Hester also hit back at the 'commentariat' of politicians, media and commentators whose outcry forced him to waive his near £1m annual bonus, saying his motivation for staying on at RBS was to 'prove the critics wrong'.
'No company has had a greater kicking or is subject to greater hostility from the commentariat ... It is uncomfortable to work at RBS. One of the biggest rewards of returning the business to health will be the richly deserved sense of respect and accomplishment it can restore among staff'.
Speaking at the Manchester Business School, Hester said he had 'underestimated how intense, critical and long lasting" the spotlight would be on the bailed-out bank and implied that the £45bn of taxpayer cash poured into the bank to save it from collapse was now hindering its return to financial health.: "Governments are not good long term owners of complex international businesses. The ownership can cause political controversy of itself, and create pressures that hinder the progress of the subject company'.
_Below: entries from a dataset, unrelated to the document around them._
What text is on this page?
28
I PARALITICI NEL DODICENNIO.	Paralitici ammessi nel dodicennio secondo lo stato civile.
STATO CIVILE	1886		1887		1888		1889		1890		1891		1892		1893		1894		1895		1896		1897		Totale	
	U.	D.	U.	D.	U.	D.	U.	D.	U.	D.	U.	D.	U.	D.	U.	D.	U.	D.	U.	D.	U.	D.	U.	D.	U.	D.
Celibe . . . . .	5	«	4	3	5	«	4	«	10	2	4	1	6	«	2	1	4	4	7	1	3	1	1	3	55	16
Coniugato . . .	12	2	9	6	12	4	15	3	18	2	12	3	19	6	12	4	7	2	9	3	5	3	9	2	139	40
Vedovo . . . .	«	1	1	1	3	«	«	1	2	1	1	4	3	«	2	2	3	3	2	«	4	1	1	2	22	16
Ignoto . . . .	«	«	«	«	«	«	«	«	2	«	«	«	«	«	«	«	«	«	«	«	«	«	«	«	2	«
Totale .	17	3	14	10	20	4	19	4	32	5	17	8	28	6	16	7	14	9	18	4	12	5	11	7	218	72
There were two years of 'heavy lifting, significant clean up costs and vulnerability to outside events' left at RBS, he said. Hester is three years into a five year recovery plan and said his belief that the company can be turned around 'has been tested but remains intact'. He added that the day when RBS can resume paying shareholder dividends and drive up its share price was 'steadily approaching'.
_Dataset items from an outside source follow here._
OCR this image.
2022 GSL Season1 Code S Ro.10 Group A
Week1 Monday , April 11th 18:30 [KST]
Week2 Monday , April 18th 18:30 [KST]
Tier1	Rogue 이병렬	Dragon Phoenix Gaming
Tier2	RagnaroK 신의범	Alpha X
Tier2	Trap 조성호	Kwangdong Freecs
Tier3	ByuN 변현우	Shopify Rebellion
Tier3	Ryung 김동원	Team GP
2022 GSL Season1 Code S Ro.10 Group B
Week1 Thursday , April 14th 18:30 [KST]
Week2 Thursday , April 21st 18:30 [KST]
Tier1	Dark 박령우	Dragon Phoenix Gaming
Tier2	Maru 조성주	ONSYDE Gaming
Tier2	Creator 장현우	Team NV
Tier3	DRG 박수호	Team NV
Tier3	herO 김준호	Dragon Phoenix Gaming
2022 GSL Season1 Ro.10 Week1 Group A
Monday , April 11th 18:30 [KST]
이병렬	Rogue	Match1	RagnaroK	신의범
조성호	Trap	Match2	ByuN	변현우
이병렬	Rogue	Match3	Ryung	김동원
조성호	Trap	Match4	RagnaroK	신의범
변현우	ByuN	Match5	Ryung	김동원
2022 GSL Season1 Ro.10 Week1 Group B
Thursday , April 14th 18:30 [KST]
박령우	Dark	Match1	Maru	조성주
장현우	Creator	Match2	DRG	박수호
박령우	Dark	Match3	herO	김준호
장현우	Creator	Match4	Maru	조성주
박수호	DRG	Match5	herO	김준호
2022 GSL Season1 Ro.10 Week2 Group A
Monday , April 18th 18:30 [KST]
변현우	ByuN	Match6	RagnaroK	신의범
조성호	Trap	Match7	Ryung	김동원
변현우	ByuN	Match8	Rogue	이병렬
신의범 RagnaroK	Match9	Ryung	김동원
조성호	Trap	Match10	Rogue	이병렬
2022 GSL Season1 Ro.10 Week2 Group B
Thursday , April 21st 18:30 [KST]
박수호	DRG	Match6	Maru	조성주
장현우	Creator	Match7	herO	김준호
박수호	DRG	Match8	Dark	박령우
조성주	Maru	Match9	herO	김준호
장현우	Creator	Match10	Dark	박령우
In a speech designed to position RBS as integral to British community life, he said bankers were not 'masters of the universe' - a reference to a phrase in Tom Wolfe's novel Bonfire of the Vanities which became much quoted during the credit crunch – but 'servants of our customers'.
Just as RBS became a 'poster child' for banking excess during the boom years, Hester said the day when the government can sell its shares in the company will be a symbol of the UK's economic recovery.